A judge in Johnson County, Kan., on Wednesday approved prosecutors’ motion to dismiss three felony charges against Jackson Mahomes, the younger brother of Kansas City Chiefs quarterback Patrick Mahomes. In May, prosecutors charged Jackson Mahomes with three felony counts of aggravated sexual battery after a February incident at a restaurant and bar in Overland Park, Kan.

Surveillance video of the incident that appeared online seems to show Mahomes grabbing the 40-year-old restaurant owner by the neck and forcibly kissing her. But according to prosecutors’ motion to dismiss, the alleged victim — unnamed by prosecutors — signed an affidavit in November saying she would not testify in the case. She also told prosecutors that if they granted her immunity and compelled her to testify, “she would say that she had not been truthful to the police and that the encounter with the defendant was consensual.”

But because of the evidence in their possession, including the surveillance footage, prosecutors proceeded with the case and attempted to subpoena the alleged victim to testify, granting her immunity. But the woman has not been served with the subpoena because — according to conversations “with more than one person in contact with her” — she “is actively thwarting attempts to serve her to avoid coming to court,” prosecutors wrote in their motion to dismiss.

The alleged victim “has made her lack of cooperation abundantly clear,” prosecutors wrote.

The February incident began when Mahomes allegedly shoved one of the restaurant’s employees. Prosecutors charged him with misdemeanor battery over that portion of the incident, and he was arraigned on that charge Wednesday.

“Like I said from the beginning, Jackson has done nothing wrong,” Brandan Davies, Mahomes’s attorney, said in a statement Tuesday. “We had full confidence that the truth of the matter would ultimately be revealed. The defense will reserve further comment until the remaining count is disposed of.”

According to Fox 4 in Kansas City, Mo., Davies told the court Wednesday that he would not seek diversion for the misdemeanor charge and requested that the case go to trial, which is slated to begin March 25.

According to charging documents, police were called to the restaurant Feb. 25 by the father of the worker who allegedly had been shoved by Mahomes.
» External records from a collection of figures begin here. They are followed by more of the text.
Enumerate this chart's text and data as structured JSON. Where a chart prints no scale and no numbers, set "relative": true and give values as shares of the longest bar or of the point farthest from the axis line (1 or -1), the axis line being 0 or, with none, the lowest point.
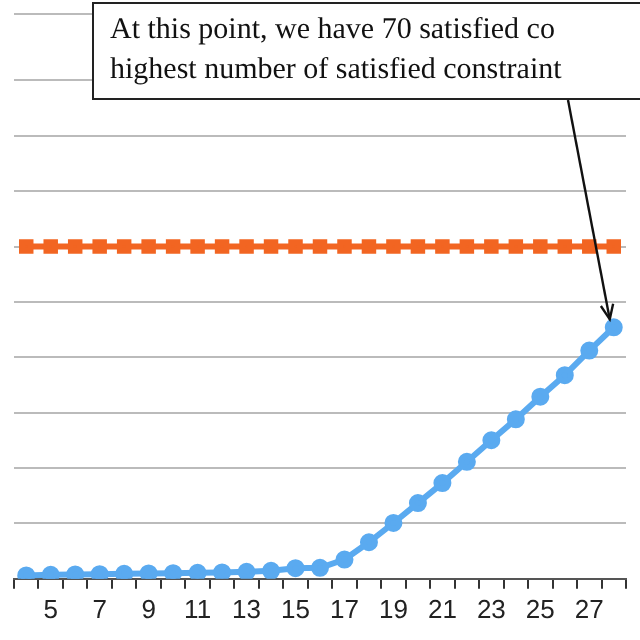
{
  "chart_data": {
    "type": "line",
    "relative": true,
    "categories": [
      null,
      "5",
      null,
      "7",
      null,
      "9",
      null,
      "11",
      null,
      "13",
      null,
      "15",
      null,
      "17",
      null,
      "19",
      null,
      "21",
      null,
      "23",
      null,
      "25",
      null,
      "27",
      null
    ],
    "series": [
      {
        "color": "#f26522",
        "marker": "square",
        "values": [
          1,
          1,
          1,
          1,
          1,
          1,
          1,
          1,
          1,
          1,
          1,
          1,
          1,
          1,
          1,
          1,
          1,
          1,
          1,
          1,
          1,
          1,
          1,
          1,
          1
        ]
      },
      {
        "color": "#5aaaf0",
        "marker": "circle",
        "values": [
          0.01,
          0.012,
          0.013,
          0.014,
          0.015,
          0.016,
          0.017,
          0.018,
          0.019,
          0.021,
          0.024,
          0.032,
          0.033,
          0.058,
          0.11,
          0.168,
          0.228,
          0.288,
          0.352,
          0.417,
          0.48,
          0.548,
          0.613,
          0.687,
          0.757
        ]
      }
    ],
    "grid": "y",
    "legend": false,
    "tick_labels": "x",
    "annotations": [
      "At this point, we have 70 satisfied co\nhighest number of satisfied constraint"
    ]
  }
}
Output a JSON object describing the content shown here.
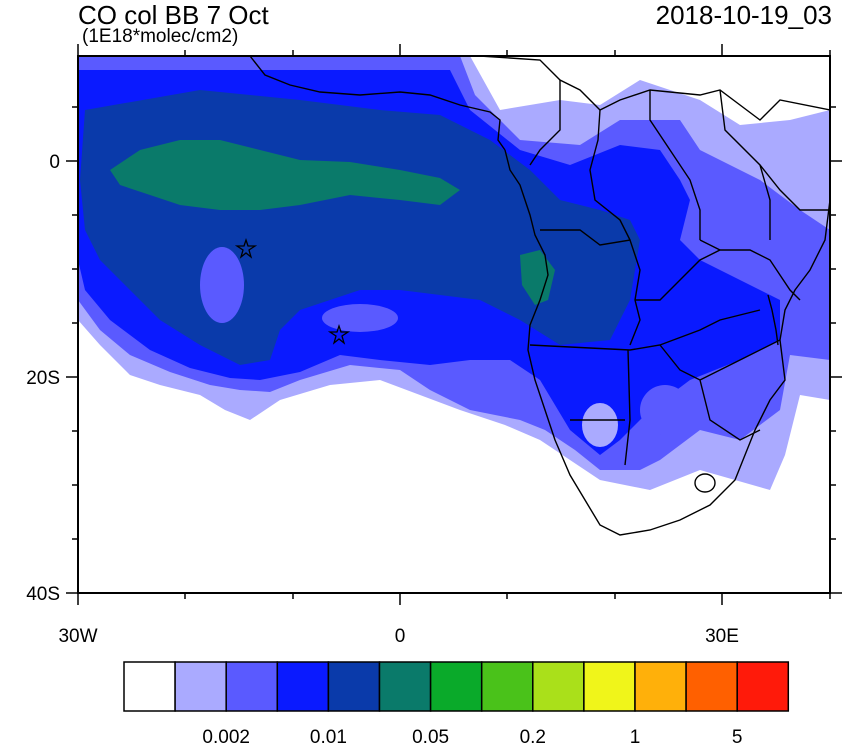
{
  "header": {
    "title": "CO col BB 7 Oct",
    "units": "(1E18*molec/cm2)",
    "timestamp": "2018-10-19_03"
  },
  "axes": {
    "lat_labels": [
      "0",
      "20S",
      "40S"
    ],
    "lon_labels": [
      "30W",
      "0",
      "30E"
    ]
  },
  "colorbar": {
    "colors": [
      "#ffffff",
      "#aaaaff",
      "#5a5aff",
      "#0a1aff",
      "#0a3aaa",
      "#0a7a6a",
      "#0aaa2a",
      "#4ac21a",
      "#aae01a",
      "#f0f51a",
      "#ffb00a",
      "#ff6000",
      "#ff1a0a"
    ],
    "labels": [
      "0.002",
      "0.01",
      "0.05",
      "0.2",
      "1",
      "5"
    ]
  },
  "markers": {
    "symbol": "star",
    "count": 2
  }
}
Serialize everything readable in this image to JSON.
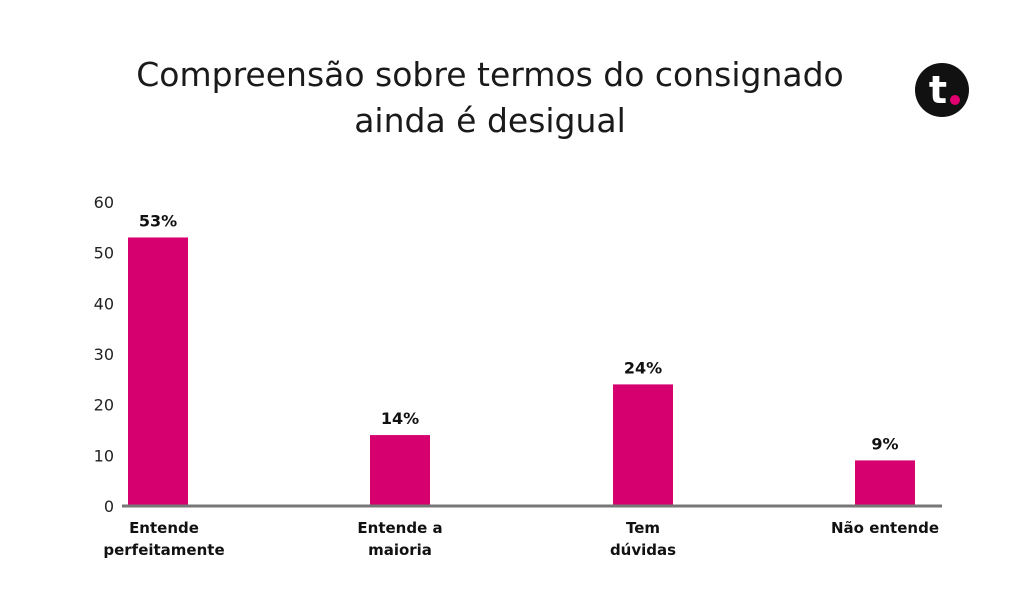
{
  "colors": {
    "bar": "#d6006e",
    "axis": "#777777",
    "logo_bg": "#111111",
    "logo_dot": "#e0006f"
  },
  "logo": {
    "text": "t"
  },
  "chart_data": {
    "type": "bar",
    "title_lines": [
      "Compreensão sobre termos do consignado",
      "ainda é desigual"
    ],
    "categories": [
      [
        "Entende",
        "perfeitamente"
      ],
      [
        "Entende a",
        "maioria"
      ],
      [
        "Tem",
        "dúvidas"
      ],
      [
        "Não entende"
      ]
    ],
    "values": [
      53,
      14,
      24,
      9
    ],
    "data_labels": [
      "53%",
      "14%",
      "24%",
      "9%"
    ],
    "yticks": [
      0,
      10,
      20,
      30,
      40,
      50,
      60
    ],
    "ylim": [
      0,
      60
    ],
    "xlabel": "",
    "ylabel": "",
    "grid": false,
    "legend": "none"
  }
}
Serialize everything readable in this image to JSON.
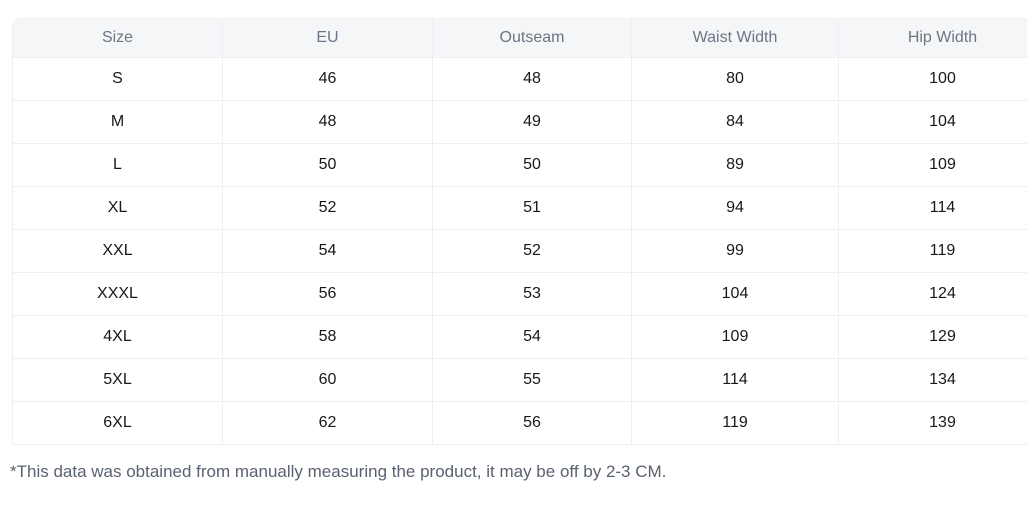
{
  "chart_data": {
    "type": "table",
    "columns": [
      "Size",
      "EU",
      "Outseam",
      "Waist Width",
      "Hip Width"
    ],
    "rows": [
      [
        "S",
        "46",
        "48",
        "80",
        "100"
      ],
      [
        "M",
        "48",
        "49",
        "84",
        "104"
      ],
      [
        "L",
        "50",
        "50",
        "89",
        "109"
      ],
      [
        "XL",
        "52",
        "51",
        "94",
        "114"
      ],
      [
        "XXL",
        "54",
        "52",
        "99",
        "119"
      ],
      [
        "XXXL",
        "56",
        "53",
        "104",
        "124"
      ],
      [
        "4XL",
        "58",
        "54",
        "109",
        "129"
      ],
      [
        "5XL",
        "60",
        "55",
        "114",
        "134"
      ],
      [
        "6XL",
        "62",
        "56",
        "119",
        "139"
      ]
    ],
    "footnote": "*This data was obtained from manually measuring the product, it may be off by 2-3 CM."
  },
  "colors": {
    "header_bg": "#f5f6f8",
    "header_text": "#6b7583",
    "body_text": "#17181a",
    "border": "#edeff2",
    "footnote_text": "#596270"
  }
}
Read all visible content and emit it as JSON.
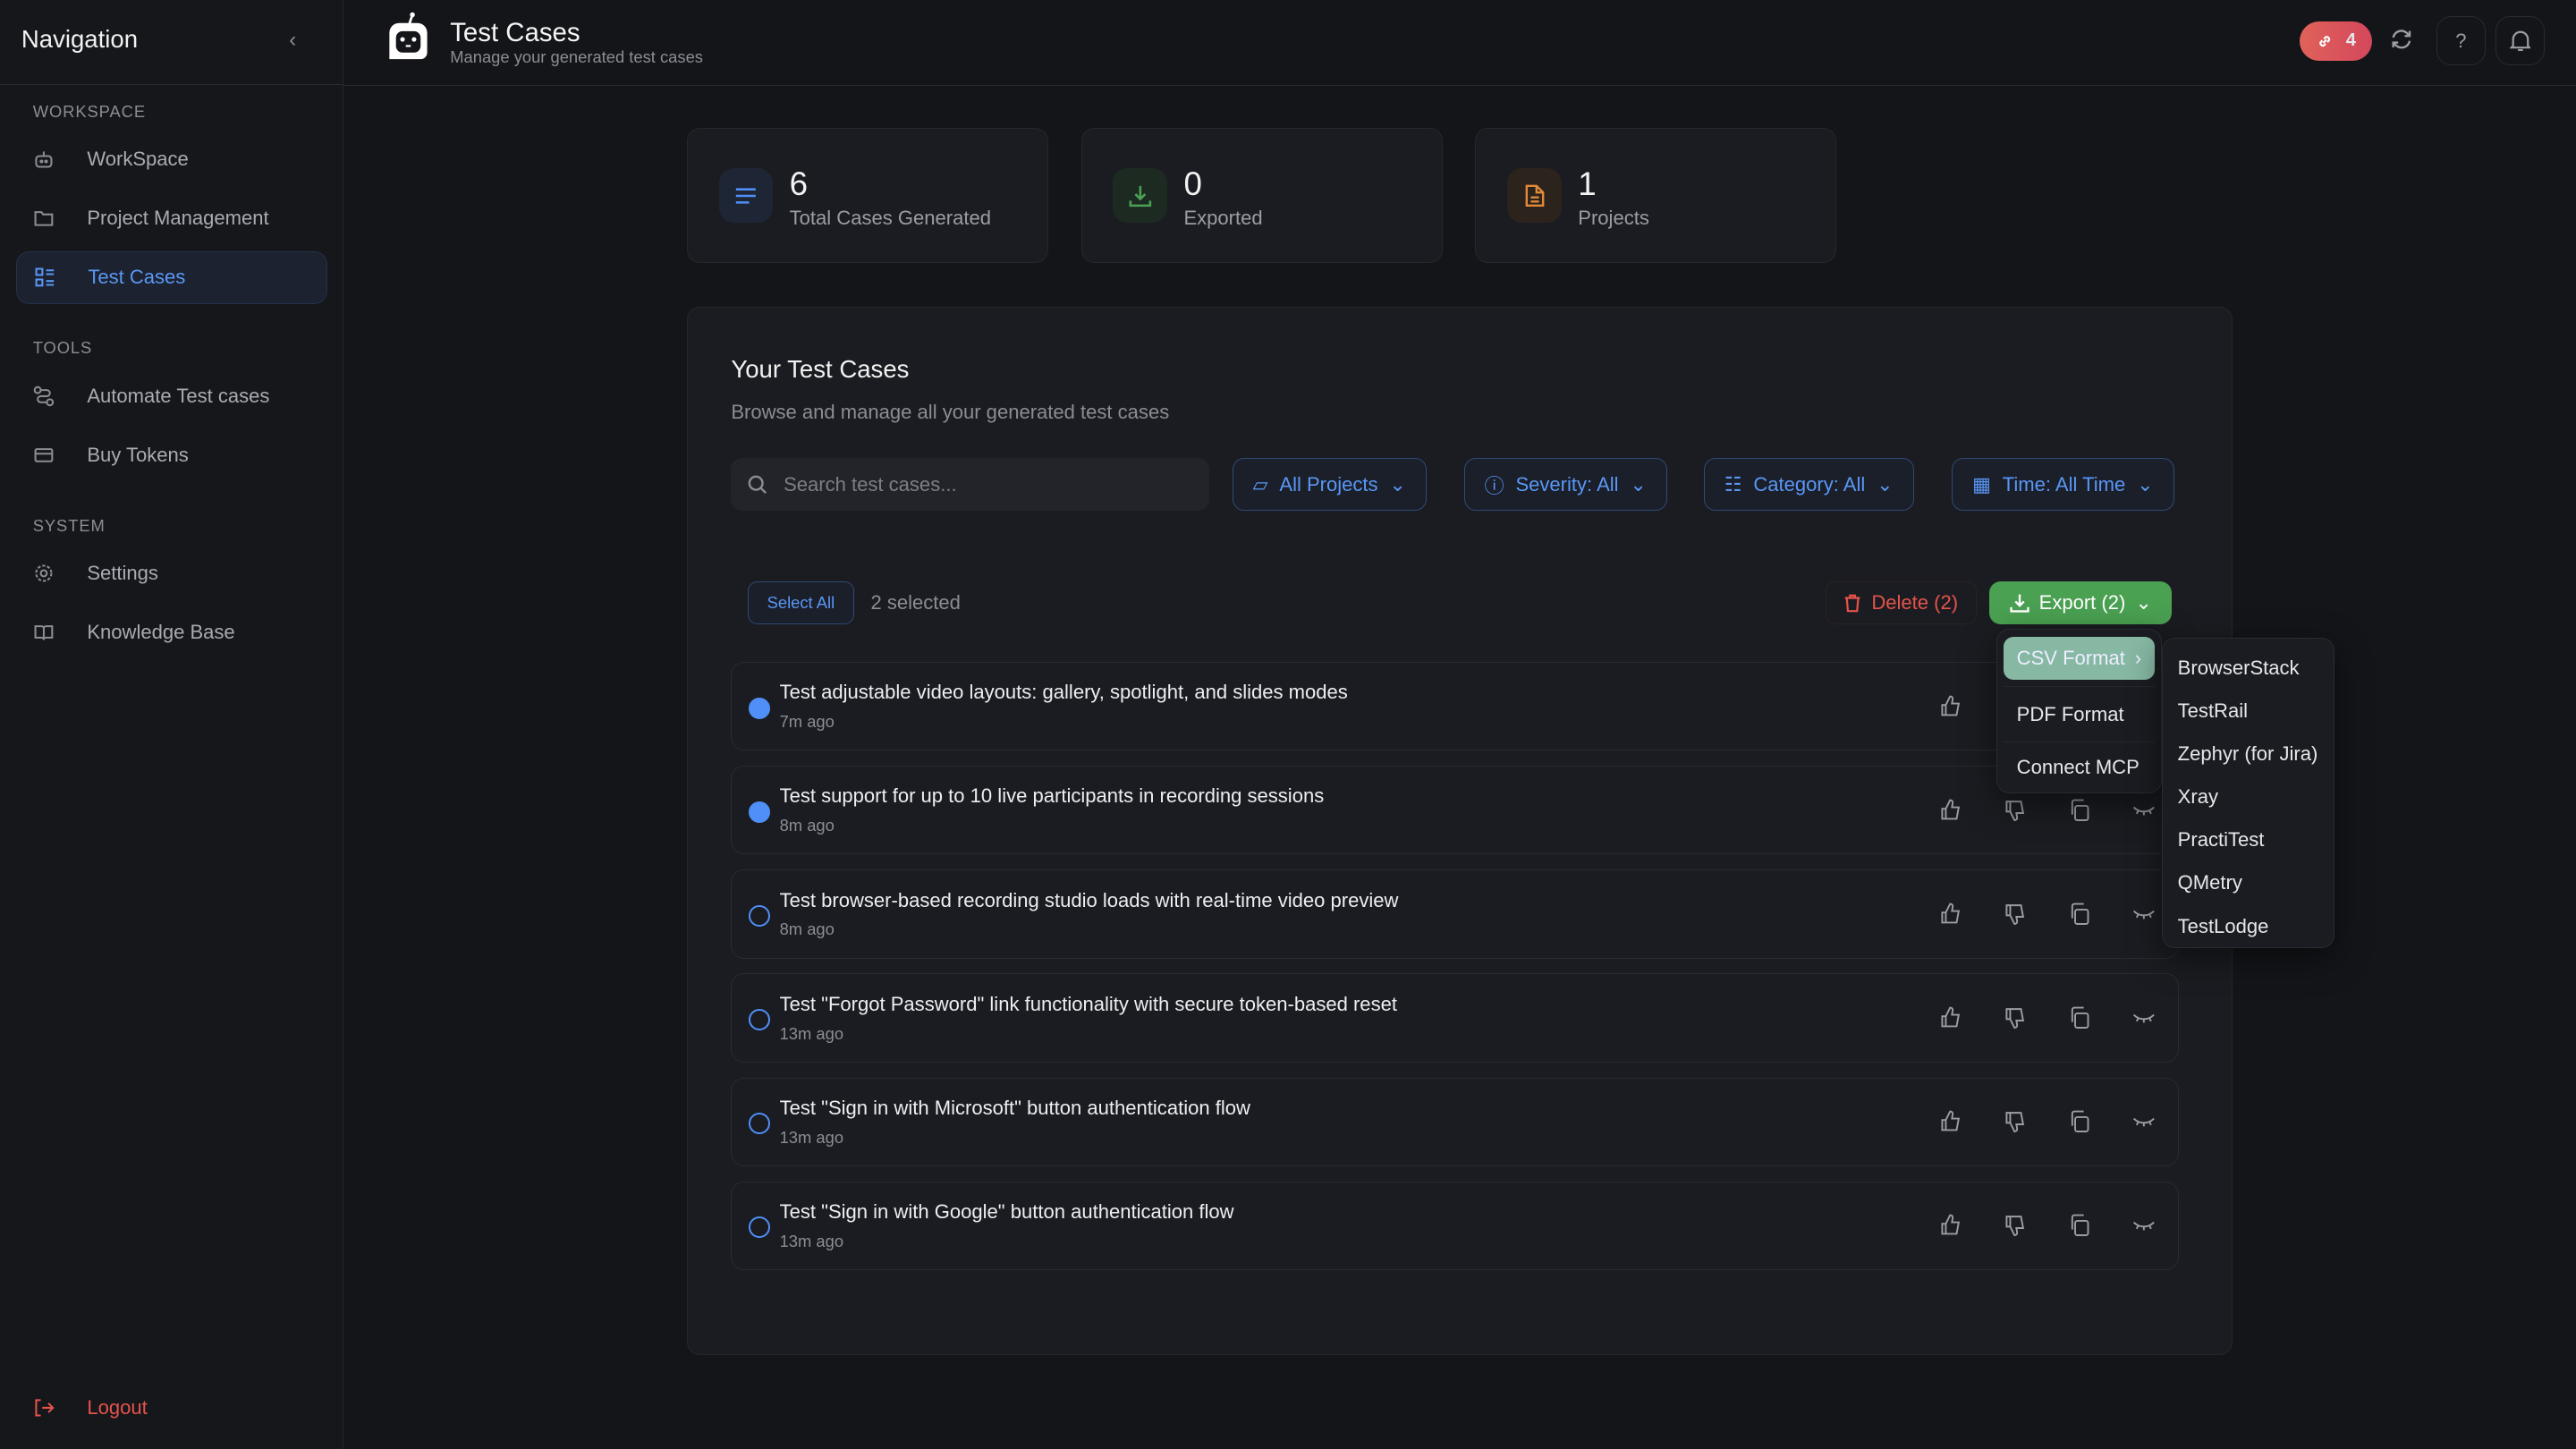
{
  "sidebar": {
    "title": "Navigation",
    "sections": [
      {
        "label": "WORKSPACE",
        "items": [
          {
            "label": "WorkSpace",
            "icon": "bot-icon"
          },
          {
            "label": "Project Management",
            "icon": "folder-icon"
          },
          {
            "label": "Test Cases",
            "icon": "list-icon",
            "active": true
          }
        ]
      },
      {
        "label": "TOOLS",
        "items": [
          {
            "label": "Automate Test cases",
            "icon": "route-icon"
          },
          {
            "label": "Buy Tokens",
            "icon": "card-icon"
          }
        ]
      },
      {
        "label": "SYSTEM",
        "items": [
          {
            "label": "Settings",
            "icon": "gear-icon"
          },
          {
            "label": "Knowledge Base",
            "icon": "book-icon"
          }
        ]
      }
    ],
    "logout": "Logout"
  },
  "header": {
    "title": "Test Cases",
    "subtitle": "Manage your generated test cases",
    "link_badge": "4"
  },
  "stats": [
    {
      "value": "6",
      "label": "Total Cases Generated"
    },
    {
      "value": "0",
      "label": "Exported"
    },
    {
      "value": "1",
      "label": "Projects"
    }
  ],
  "panel": {
    "title": "Your Test Cases",
    "subtitle": "Browse and manage all your generated test cases",
    "search_placeholder": "Search test cases...",
    "filters": [
      "All Projects",
      "Severity: All",
      "Category: All",
      "Time: All Time"
    ],
    "select_all": "Select All",
    "selected_count": "2 selected",
    "delete": "Delete (2)",
    "export": "Export (2)"
  },
  "export_menu": {
    "items": [
      "CSV Format",
      "PDF Format",
      "Connect MCP"
    ],
    "csv_submenu": [
      "BrowserStack",
      "TestRail",
      "Zephyr (for Jira)",
      "Xray",
      "PractiTest",
      "QMetry",
      "TestLodge"
    ]
  },
  "test_cases": [
    {
      "title": "Test adjustable video layouts: gallery, spotlight, and slides modes",
      "time": "7m ago",
      "selected": true
    },
    {
      "title": "Test support for up to 10 live participants in recording sessions",
      "time": "8m ago",
      "selected": true
    },
    {
      "title": "Test browser-based recording studio loads with real-time video preview",
      "time": "8m ago",
      "selected": false
    },
    {
      "title": "Test \"Forgot Password\" link functionality with secure token-based reset",
      "time": "13m ago",
      "selected": false
    },
    {
      "title": "Test \"Sign in with Microsoft\" button authentication flow",
      "time": "13m ago",
      "selected": false
    },
    {
      "title": "Test \"Sign in with Google\" button authentication flow",
      "time": "13m ago",
      "selected": false
    }
  ],
  "colors": {
    "accent": "#4f8ff7",
    "export": "#4aa152",
    "delete": "#e5534b",
    "badge": "#d9485a"
  }
}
The restaurant owner told police she had taken Mahomes to her office, where he grabbed her by the neck and forcibly kissed her without her consent.

“And out of nowhere, he just grabbed me by the neck and, like, forcefully kissed me and then proceeded to do it two more times, where the last time I was pushing him off,” the owner said in an interview last year with the Kansas City Star.

In a July interview with Fox 4, the restaurant owner said she wouldn’t have called police about the incident and that she and her restaurant had been targeted in the months that followed, losing 75 percent of its business.

“We’ve had gas pipes cut. We’ve had the AC pipes cut from the outside, you know — you name it, it’s pretty much happened,” she said.

In August, the Star reported the restaurant had closed until another tenant could be found.